Ann Voskamp and I.
I don’t know that we could be more different.
She grew up on a pig farm in Canada.
I grew up on the south side of Chicago.
Her desire is to “die where she was born”.
I have recently moved to my sixth state.
Her writing is described as poetic as she presents gifts of bouquets that cause women to slow down and smell the roses.
I am more of a “box of chocolates” writer – you never know what type of mood you will get.
Of course there is the obvious- she’s white. I’m black.
But, in our current climate, when differences in opinion, status, race, political stances and beliefs are tearing apart churches, families, communities…the nation, it is imperative to be reminded of our unifiers. That is what I believe Ann Voskamp does in The Broken Way, A Daring Path into the Abundant Life.
She reminds us of our unifiers…
Jesus… who died on the cross for all of our sins, did not qualify His willingness to do so based upon a person’s nationality, gender, class, color or if we deserved it – “while we were yet sinners, Christ died.”
Our only requirement for acceptance into the family of God is faith, alone. “For God so loved the world that he gave his only begotten so that whosoever believes on him shall not perish or have everlasting life.” (John 3:16).
Brokenness… can come in the form of a lost job right before the holidays. A mother weeping over the loss of a child. A wife mourning her husband. A people attacked by their own leader. A years-long prayer, still unanswered. An illness unhealed. A loved one choosing a painful path. You choosing a painful path. Brokenness comes in different shapes and sizes, appears in different circumstances and lasts for different lengths of time, but everyone experiences it. No one is exempt.
You may remember, I was on the launch team for The Broken Way and have processed it over the last few months. Various situations seem to point me back to her words. As I read the news, and hear of the things that are breaking the hearts of those around me, I am reminded that what Ann has done is show how our Jesus meets and answers our brokenness, and how we are used in the process.
We are often so concerned about self-preservation that we often miss the blessing in being broken and given to others.
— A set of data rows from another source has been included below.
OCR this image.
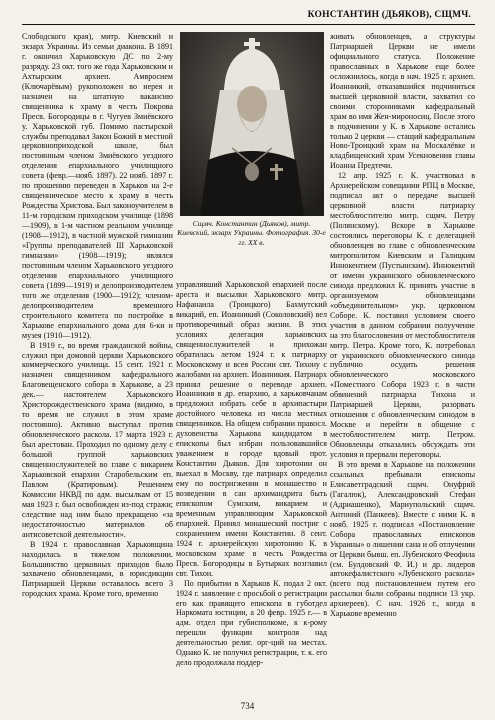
КОНСТАНТИН (ДЬЯКОВ), СЩМЧ.

Слободского края), митр. Киевский и экзарх Украины. Из семьи диакона. В 1891 г. окончил Харьковскую ДС по 2-му разряду. 23 окт. того же года Харьковским и Ахтырским архиеп. Амвросием (Ключарёвым) рукоположен во иерея и назначен на штатную вакансию священника к храму в честь Покрова Пресв. Богородицы в г. Чугуев Змиёвского у. Харьковской губ. Помимо пастырской службы преподавал Закон Божий в местной церковноприходской школе, был постоянным членом Змиёвского уездного отделения епархиального училищного совета (февр.—нояб. 1897). 22 нояб. 1897 г. по прошению переведен в Харьков на 2-е священническое место к храму в честь Рождества Христова. Был законоучителем в 11-м городском приходском училище (1898—1909), в 1-м частном реальном училище (1908—1912), в частной мужской гимназии «Группы преподавателей III Харьковской гимназии» (1908—1919); являлся постоянным членом Харьковского уездного отделения епархиального училищного совета (1899—1919) и делопроизводителем того же отделения (1900—1912); членом-делопроизводителем временного строительного комитета по постройке в Харькове епархиального дома для 6-ки и музея (1910—1912).

В 1919 г., во время гражданской войны, служил при домовой церкви Харьковского коммерческого училища. 15 сент. 1921 г. назначен священником кафедрального Благовещенского собора в Харькове, а 23 дек.— настоятелем Харьковского Христорождественского храма (видимо, в то время не служил в этом храме постоянно). Активно выступал против обновленческого раскола. 17 марта 1923 г. был арестован. Проходил по одному делу с большой группой харьковских священнослужителей во главе с викарием Харьковской епархии Старобельским еп. Павлом (Кратировым). Решением Комиссии НКВД по адм. высылкам от 15 мая 1923 г. был освобожден из-под стражи; следствие над ним было прекращено «за недостаточностью материалов об антисоветской деятельности».

В 1924 г. православная Харьковщина находилась в тяжелом положении. Большинство церковных приходов было захвачено обновленцами, в юрисдикции Патриаршей Церкви оставалось всего 3 городских храма. Кроме того, временно

Сщмч. Константин (Дьяков), митр. Киевский, экзарх Украины. Фотография. 30-е гг. XX в.

управлявший Харьковской епархией после ареста и высылки Харьковского митр. Нафанаила (Троицкого) Бахмутский викарий, еп. Иоанникий (Соколовский) вел противоречивый образ жизни. В этих условиях делегация харьковских священнослужителей и прихожан обратилась летом 1924 г. к патриарху Московскому и всея России свт. Тихону с жалобами на архиеп. Иоанникия. Патриарх принял решение о переводе архиеп. Иоанникия в др. епархию, а харьковчанам предложил избрать себе в архипастыри достойного человека из числа местных священников. На общем собрании правосл. духовенства Харькова кандидатом в епископы был избран пользовавшийся уважением в городе вдовый прот. Константин Дьяков. Для хиротонии он выехал в Москву, где патриарх определил ему по постригжении в монашество и возведении в сан архимандрита быть епископом Сумским, викарием и временным управляющим Харьковской епархией. Принял монашеский постриг с сохранением имени Константин. 8 сент. 1924 г. архиерейскую хиротонию К. в московском храме в честь Рождества Пресв. Богородицы в Бутырках возглавил свт. Тихон.

По прибытии в Харьков К. подал 2 окт. 1924 г. заявление с просьбой о регистрации его как правящего епископа в губотдел Наркомата юстиции, а 20 февр. 1925 г.— в адм. отдел при губисполкоме, к к-рому перешли функции контроля над деятельностью религ. орг-ций на местах. Однако К. не получил регистрации, т. к. его дело продолжала поддер-

живать обновленцев, а структуры Патриаршей Церкви не имели официального статуса. Положение православных в Харькове еще более осложнилось, когда в нач. 1925 г. архиеп. Иоанникий, отказавшийся подчиниться высшей церковной власти, захватил со своими сторонниками кафедральный храм во имя Жен-мироносиц. После этого в подчинении у К. в Харькове остались только 2 церкви — стащий кафедральным Ново-Троицкий храм на Москалёвке и кладбищенский храм Усекновения главы Иоанна Предтечи.

12 апр. 1925 г. К. участвовал в Архиерейском совещании РПЦ в Москве, подписал акт о передаче высшей церковной власти патриарху местоблюстителю митр. сщмч. Петру (Полянскому). Вскоре в Харькове состоялись переговоры К. с делегацией обновленцев во главе с обновленческим митрополитом Киевским и Галицким Иннокентием (Пустынским). Иннокентий от имени украинского обновленческого синода предложил К. принять участие в организуемом обновленцами «объединительном» укр. церковном Соборе. К. поставил условием своего участия в данном собрании полуучение на это благословения от местоблюстителя митр. Петра. Кроме того, К. потребовал от украинского обновленческого синода публично осудить решения обновленческого московского «Поместного Собора 1923 г. в части обвинений патриарха Тихона и Патриаршей Церкви, разорвать отношения с обновленческим синодом в Москве и перейти в общение с местоблюстителем митр. Петром. Обновленцы отказались обсуждать эти условия и прервали переговоры.

В это время в Харькове на положении ссыльных пребывали епископы Елисаветградский сщмч. Онуфрий (Гагалюк), Александровский Стефан (Адриашенко), Мариупольский сщмч. Антоний (Панкеев). Вместе с ними К. в нояб. 1925 г. подписал «Постановление Собора православных епископов Украины» о лишении сана и об отлучении от Церкви бывш. еп. Лубенского Феофила (см. Булдовский Ф. И.) и др. лидеров автокефалистского «Лубенского раскола» (всего под постановлением путем его рассылки были собраны подписи 13 укр. архиереев). С нач. 1926 г., когда в Харькове временно

734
She calls it to become “cruciform” “to let your life become shaped like a cross…to become more fully human…most fully like Christ.” You know, the Christ who left the comfort of heaven, and considered equality with God something not to be grasped, but humbled Himself. The One who knew He would be rejected, still choosing to die for the good for the rejecters. The One chose to die, because in His death He would bring life. Cruciform.
“Unless a grain of wheat falls into the earth and dies, it remains alone; but if it dies, it bears much fruit.”
Ironically, it is the death that allows for communion, for fellowship – koinonia – to stand side by side with another. I remember that it was in one of the darkest seasons of my life, when I chose not to hide behind fake smiles, and rote platitudes, and decided to be “real” in the struggle, that I experienced some of the most life-giving relationships. It is also because of that time that I am able to encourage others who find themselves in similar straits. Giving up one thing – be it pride, privacy, comfort, material things – somehow seems to make room for others. I cannot explain it, nor do I understand it.
Have you noticed how givers seem to be much more content than hoarders? Have you met those who give the little they have without worrying about whether they will lack? Have you examined their relationships? Both the depth and the breadth?
Who are people often drawn to? The authentic ones, the honest ones, the ones who give of themselves – their time, space, energy, honesty, their hearts.
Those who give their lives for the good to of others- not out of obligation, or because they are forced, guilted or bullied into it, but because it is who they are, because they love others.
They choose to Be the Gift.
These days seem to lend themselves to more and more brokenness. And many of us, seem to be scrambling more and more to preserve what little semblance of comfort we think we can create in order to avoid it.
Let me help you – we can’t avoid it. Brokenness will come. Either you will be broken, or someone you know will be.
It’s because this world is broken – from your home, to the one next door, the community in which you live, to the one up the street, Any State, USA to Aleppo. Broken.
But, God gives His followers a unique opportunity in the midst of the brokenness to experience communion – with Him as we join what He is doing – with others as we help bear their burden (because one day they may be the ones to help bear ours).
We can be the gift – in immediate ways such as leaving dollars near the toy section at the dollar store (as Ann shares in her book), to buying a meal for the person behind you in line, to giving a coat to a child, to sitting with a friend who is in a hard space, or being a voice for those whose voices are silenced. Or in ways that require planning – giving to an organization, taking a trip to help those in need, moving to an area that need the hands and feet of Jesus. Opportunities abound.
So as we approach Christmas, let me encourage you to consider that perhaps what is more important than buying the right gift, is to “Be the Gift.”
For many, this time of year is tremendously difficult (I know, I have been there). If you are currently in a season of brokenness, please run to the One who knows what it means to be fully broken. He knows. What do you do with your one broken heart? Ask Him to provide ways you can somehow bring life to others in the midst of whatever type of death you are experiencing.
For those who are not in a season of brokenness. Give God thanks for the reprieve. And ask for ways to leverage your current state for the healing and life of others.
May God’s grace be with you.
*as part of the launch team, I was given a copy of the book for review.